地域経済統合に関しては、FTAの推進について議論されることが多いが、地域全体でどのような経済システムが形成されていくのか、それがすべての関係国にメリットをもたらすものになるのかといった視点も重要である。東アジア地域においては、政治経済制度面での多様性が存在している。こうした中にあっては、FTAを締結して貿易を自由化し経済活動を活発にしさえすれば望ましい経済秩序が形成されるとは限らない。むしろ理論的に言えば、望ましくない制度が支配的になることさえあり得る。したがって、効率的な市場経済が公平かつ安定的に機能するための制度的基盤の構築とその域内調和が不可欠となってくるのである。こうした観点から、上記のような経済産業省の取り組みは高く評価することができよう。
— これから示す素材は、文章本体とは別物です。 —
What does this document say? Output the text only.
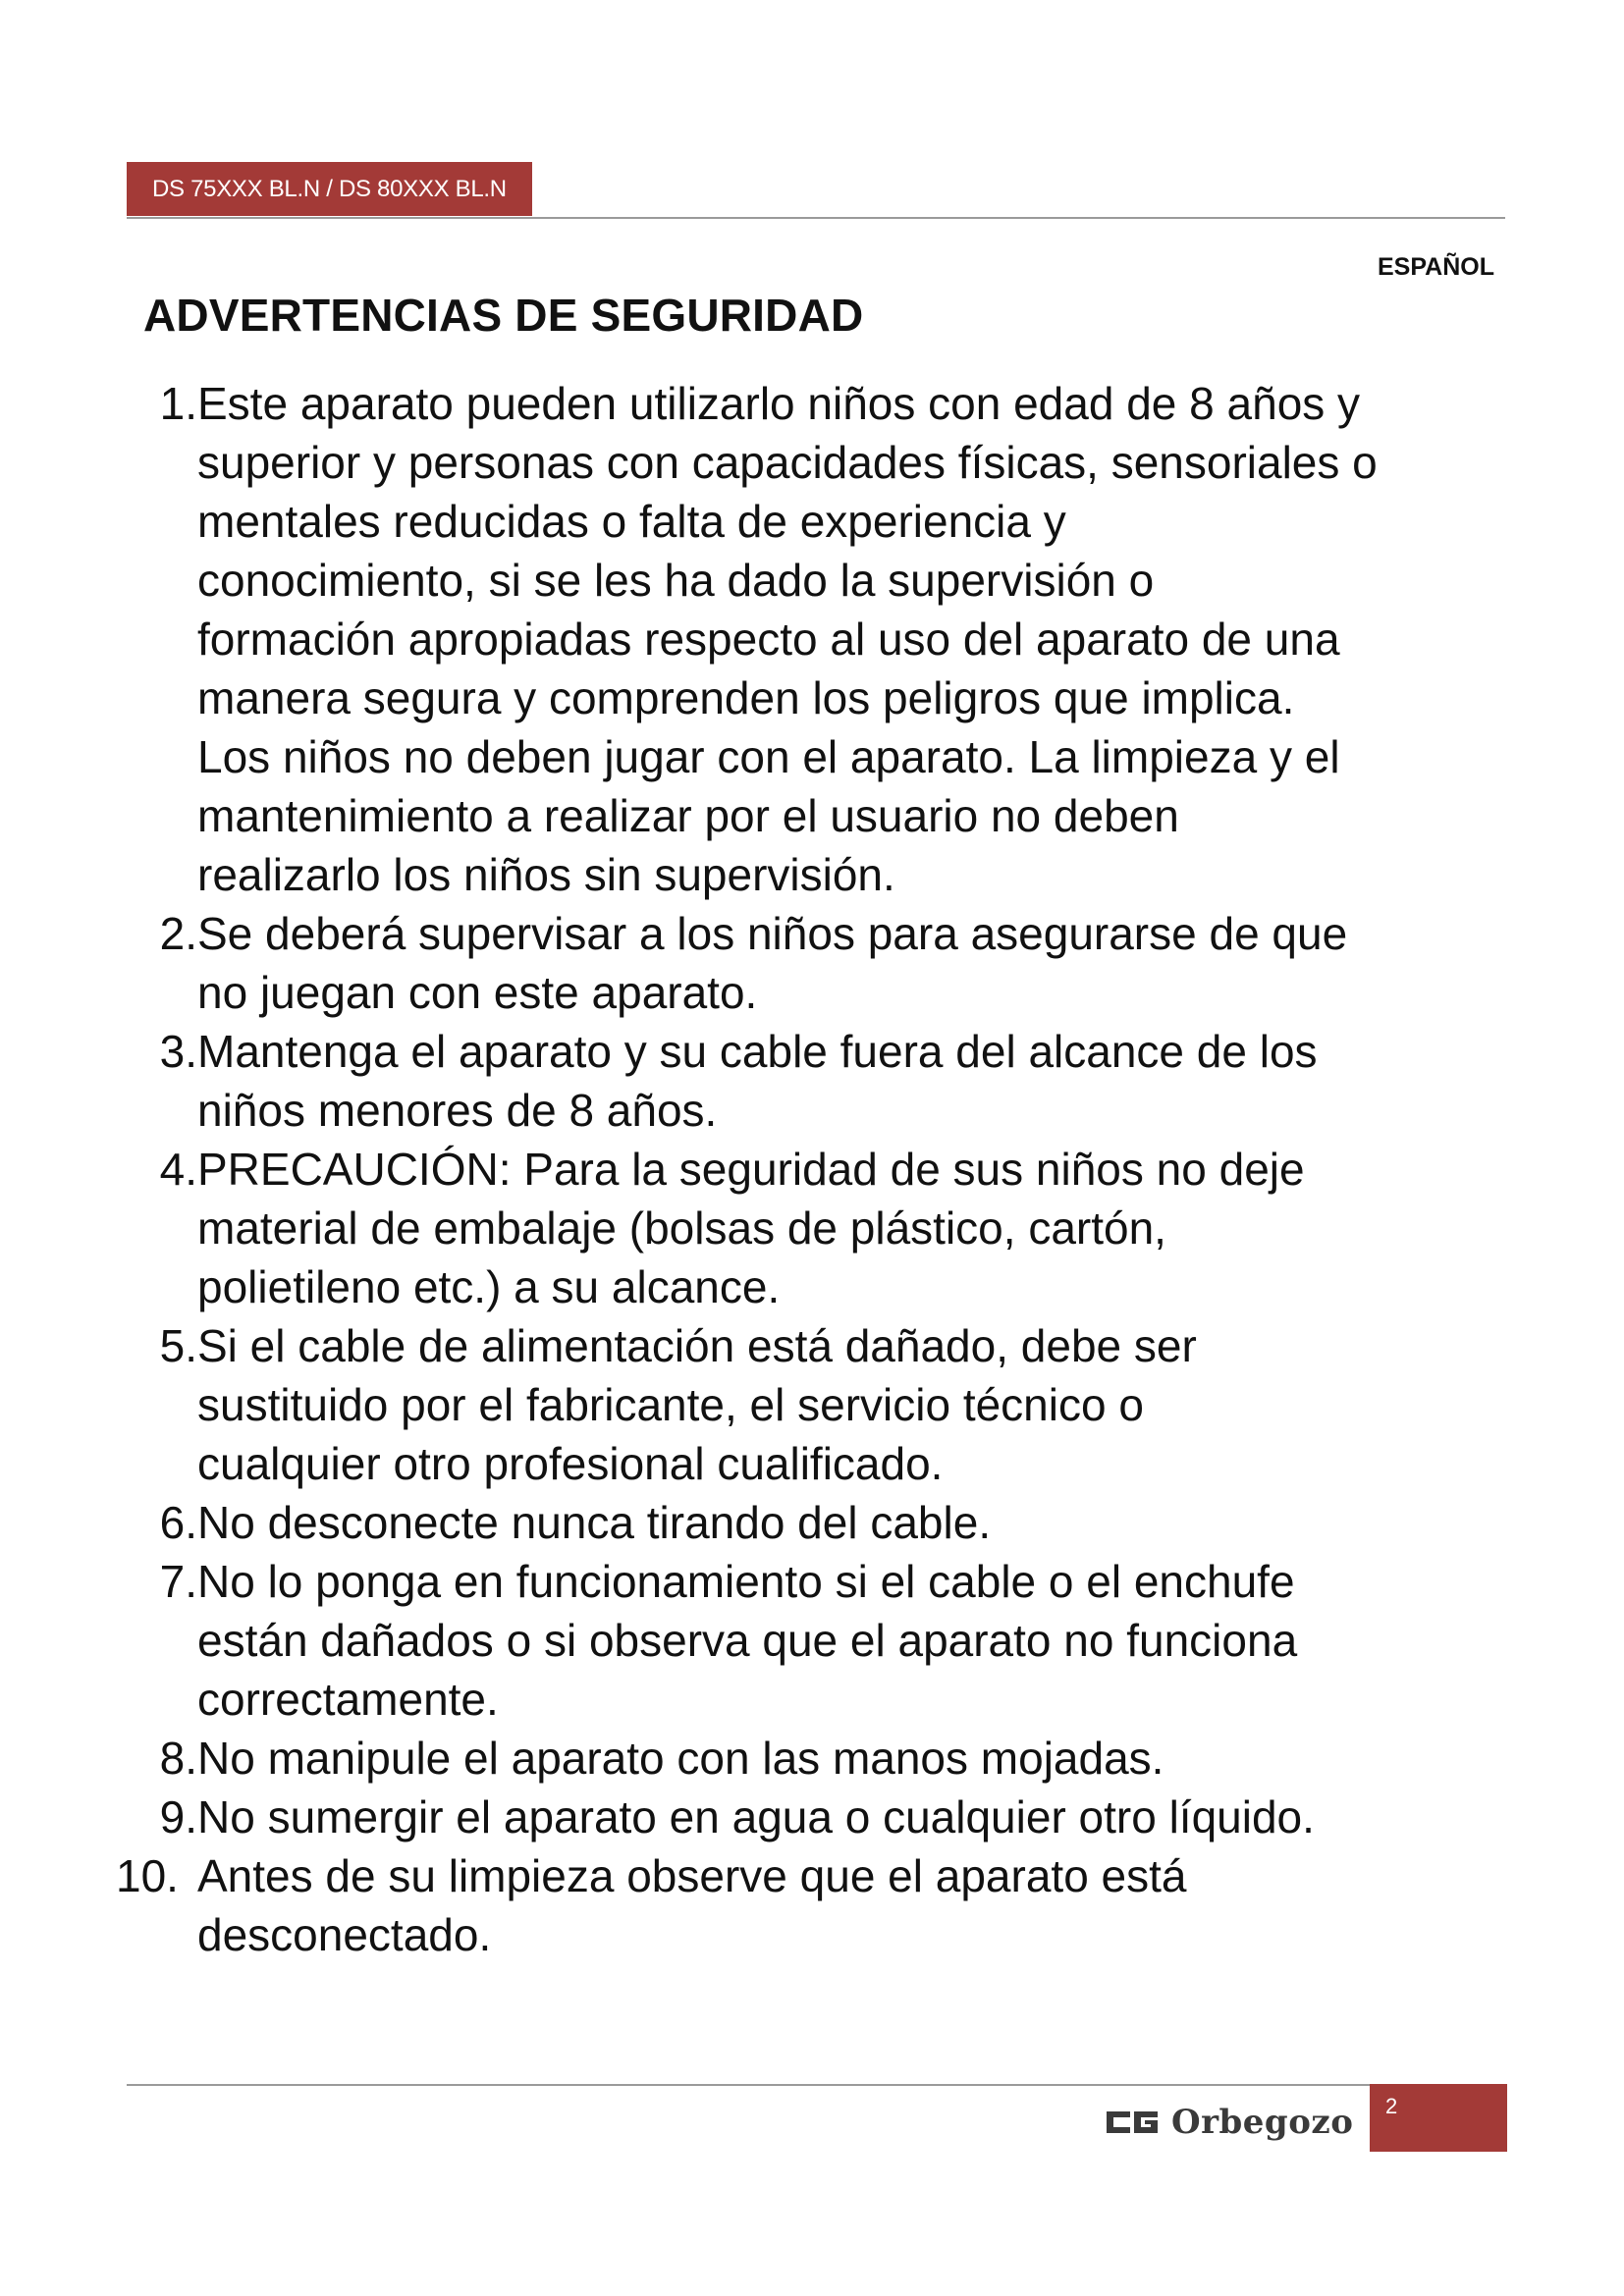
DS 75XXX BL.N / DS 80XXX BL.N
ESPAÑOL
ADVERTENCIAS DE SEGURIDAD
1. Este aparato pueden utilizarlo niños con edad de 8 años y
superior y personas con capacidades físicas, sensoriales o
mentales reducidas o falta de experiencia y
conocimiento, si se les ha dado la supervisión o
formación apropiadas respecto al uso del aparato de una
manera segura y comprenden los peligros que implica.
Los niños no deben jugar con el aparato. La limpieza y el
mantenimiento a realizar por el usuario no deben
realizarlo los niños sin supervisión.
2. Se deberá supervisar a los niños para asegurarse de que
no juegan con este aparato.
3. Mantenga el aparato y su cable fuera del alcance de los
niños menores de 8 años.
4. PRECAUCIÓN: Para la seguridad de sus niños no deje
material de embalaje (bolsas de plástico, cartón,
polietileno etc.) a su alcance.
5. Si el cable de alimentación está dañado, debe ser
sustituido por el fabricante, el servicio técnico o
cualquier otro profesional cualificado.
6. No desconecte nunca tirando del cable.
7. No lo ponga en funcionamiento si el cable o el enchufe
están dañados o si observa que el aparato no funciona
correctamente.
8. No manipule el aparato con las manos mojadas.
9. No sumergir el aparato en agua o cualquier otro líquido.
10. Antes de su limpieza observe que el aparato está
desconectado.
Orbegozo 2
ただし、我が国で成功したからといって、特定の制度をあまり押し付けがましく強制するような態度はとるべきではない。この点については経済産業省も認識しているようであり、当初は各国の状況に合わせた内容とし、制度の進化や浸透により、最終的にアジア共通の基盤にしたい考えとのことである。東アジア地域における制度の多様性ゆえの難しさがあると思われるが、それぞれの国の事情にも目配りをしながら地域的な制度の調和を目指すという複眼的な取り組みが求められているのであり、FTAの推進に当たってはこうした施策もうまく組み合わせていく必要がある。
いずれにしても、地域協力のためには、何をすべきか、何ができるのかということを具体的に考えていく必要があり、このような取り組みが着実に進められていることは歓迎すべきことであろう。